Al di là del momento nebuloso che turba i sonni di chi deve amministrare una società calcistica, vi è l'aspetto prettamente sportivo, con un campionato alle porte e un posto nell'élite elvetica da confermare... «Sul piano tecnico ritengo sarà una stagione anomala. Da qui a Natale, vale a dire all'apertura della nuova finestra di mercato, vi saranno 14 giornate ed è proprio in questo periodo che dovremo cercare di tenere alta l'asticella, con una rosa non ancora intaccata da possibili cessioni. Alla ripresa dopo la breve pausa invernale vi saranno 22 giornate ed è lì che tutto si deciderà: se la nebbia si fosse finalmente diradata, allora potremmo anche ottenere ottimi risultati. Al momento l'inerzia, a tutti i livelli, è quella che è, per cui dobbiamo cercare di essere reattivi almeno in campo».

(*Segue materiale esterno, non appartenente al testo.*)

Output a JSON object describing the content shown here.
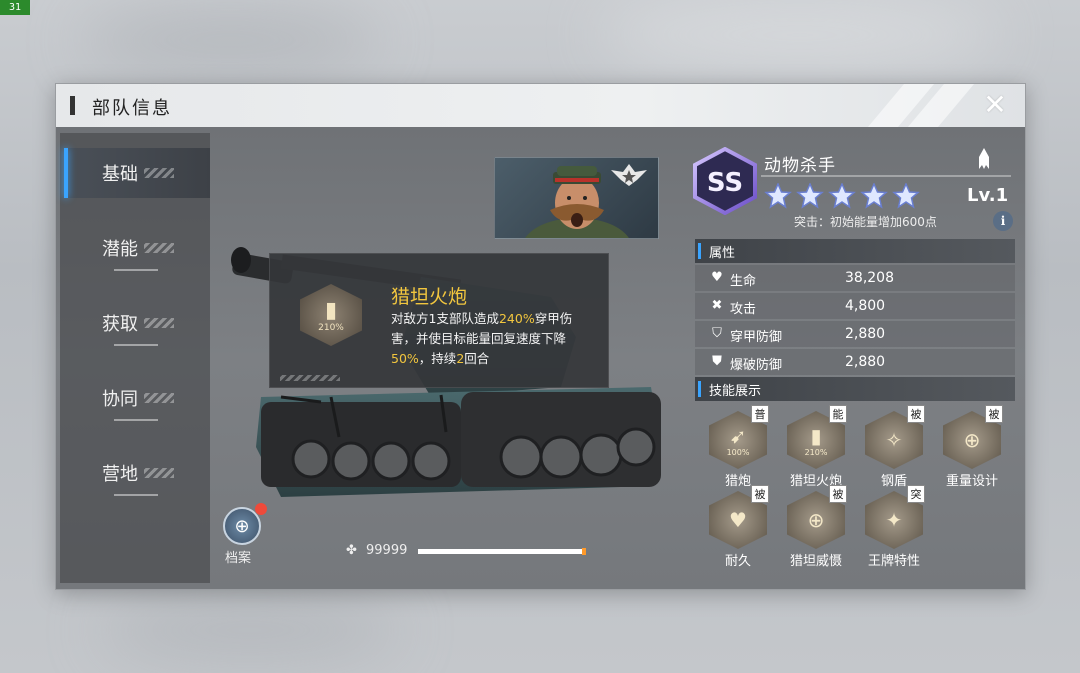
{
  "corner_badge": "31",
  "window": {
    "title": "部队信息",
    "close_glyph": "✕"
  },
  "sidebar": {
    "items": [
      {
        "label": "基础",
        "active": true
      },
      {
        "label": "潜能",
        "active": false
      },
      {
        "label": "获取",
        "active": false
      },
      {
        "label": "协同",
        "active": false
      },
      {
        "label": "营地",
        "active": false
      }
    ]
  },
  "archive": {
    "label": "档案"
  },
  "exp": {
    "value": "99999",
    "fill_fraction": 0.99
  },
  "tooltip": {
    "title": "猎坦火炮",
    "icon_pct": "210%",
    "desc_1": "对敌方1支部队造成",
    "desc_hl1": "240%",
    "desc_2": "穿甲伤害，并使目标能量回复速度下降",
    "desc_hl2": "50%",
    "desc_3": "，持续",
    "desc_hl3": "2",
    "desc_4": "回合"
  },
  "unit": {
    "rank": "SS",
    "name": "动物杀手",
    "stars": 5,
    "level": "Lv.1",
    "breakthrough": "突击：初始能量增加600点"
  },
  "attributes": {
    "header": "属性",
    "rows": [
      {
        "icon": "heart-icon",
        "label": "生命",
        "value": "38,208"
      },
      {
        "icon": "attack-icon",
        "label": "攻击",
        "value": "4,800"
      },
      {
        "icon": "armor-shield-icon",
        "label": "穿甲防御",
        "value": "2,880"
      },
      {
        "icon": "blast-shield-icon",
        "label": "爆破防御",
        "value": "2,880"
      }
    ]
  },
  "skills": {
    "header": "技能展示",
    "items": [
      {
        "name": "猎炮",
        "tag": "普",
        "pct": "100%"
      },
      {
        "name": "猎坦火炮",
        "tag": "能",
        "pct": "210%"
      },
      {
        "name": "钢盾",
        "tag": "被",
        "pct": ""
      },
      {
        "name": "重量设计",
        "tag": "被",
        "pct": ""
      },
      {
        "name": "耐久",
        "tag": "被",
        "pct": ""
      },
      {
        "name": "猎坦威慑",
        "tag": "被",
        "pct": ""
      },
      {
        "name": "王牌特性",
        "tag": "突",
        "pct": ""
      }
    ]
  },
  "colors": {
    "accent": "#3aa4ff",
    "highlight": "#f2c63e",
    "alert": "#ef4a3a"
  }
}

Angelo Renzetti non si è mai sottratto al giochetto dei pronostici pre stagionali e, ad onor del vero, quasi sempre li ha azzeccati. Stavolta, però, preferisce non sbilanciarsi, almeno per il momento... «Mi esprimerò soltanto a dicembre, adesso non me la sento. Anche perché ci sono due squadre nuove, con un Losanna ambizioso. Di certo, regnerà l'equilibrio, noi abbiamo concluso bene lo scorso campionato e contiamo di ripartire alla stessa velocità».

Da quest'anno lo staff dirigenziale del Lugano potrà contare anche su Gianni Lovato, nuovo responsabile dell'area tecnica... «Al momento sta lavorando soprattutto sulle uscite, tastando in particolare il mercato italiano. Si tratta di una persona per bene, schietta e pulita, sono molto contento del suo arrivo. Spero possa aiutarci a rafforzare la società. Tra i suoi compiti, anche quello di darci qualche dritta, perché in Italia a fare calcio sono spesso molto più bavi di noi».

Domani sera il Lugano tornerà in campo in Super League. Angelo Renzetti lancia un appello a tutti i tifosi... «Penso che anche loro abbiano preso coscienza della situazione che stiamo vivendo. È un momento importante, devono rimanere vicini alla società, sia chi potrà venire allo stadio, sa chi sarà costretto a seguirci con altri mezzi. Nessuno deve pensare che si sia posto il Lugano in secondo piano, facciamo sempre tutto quanto è nelle nostre possibilità. Capisco che non sempre le aspettative dei tifosi vengono ripagate, ma spesso sono dinamiche che esulano dalla nostra volontà».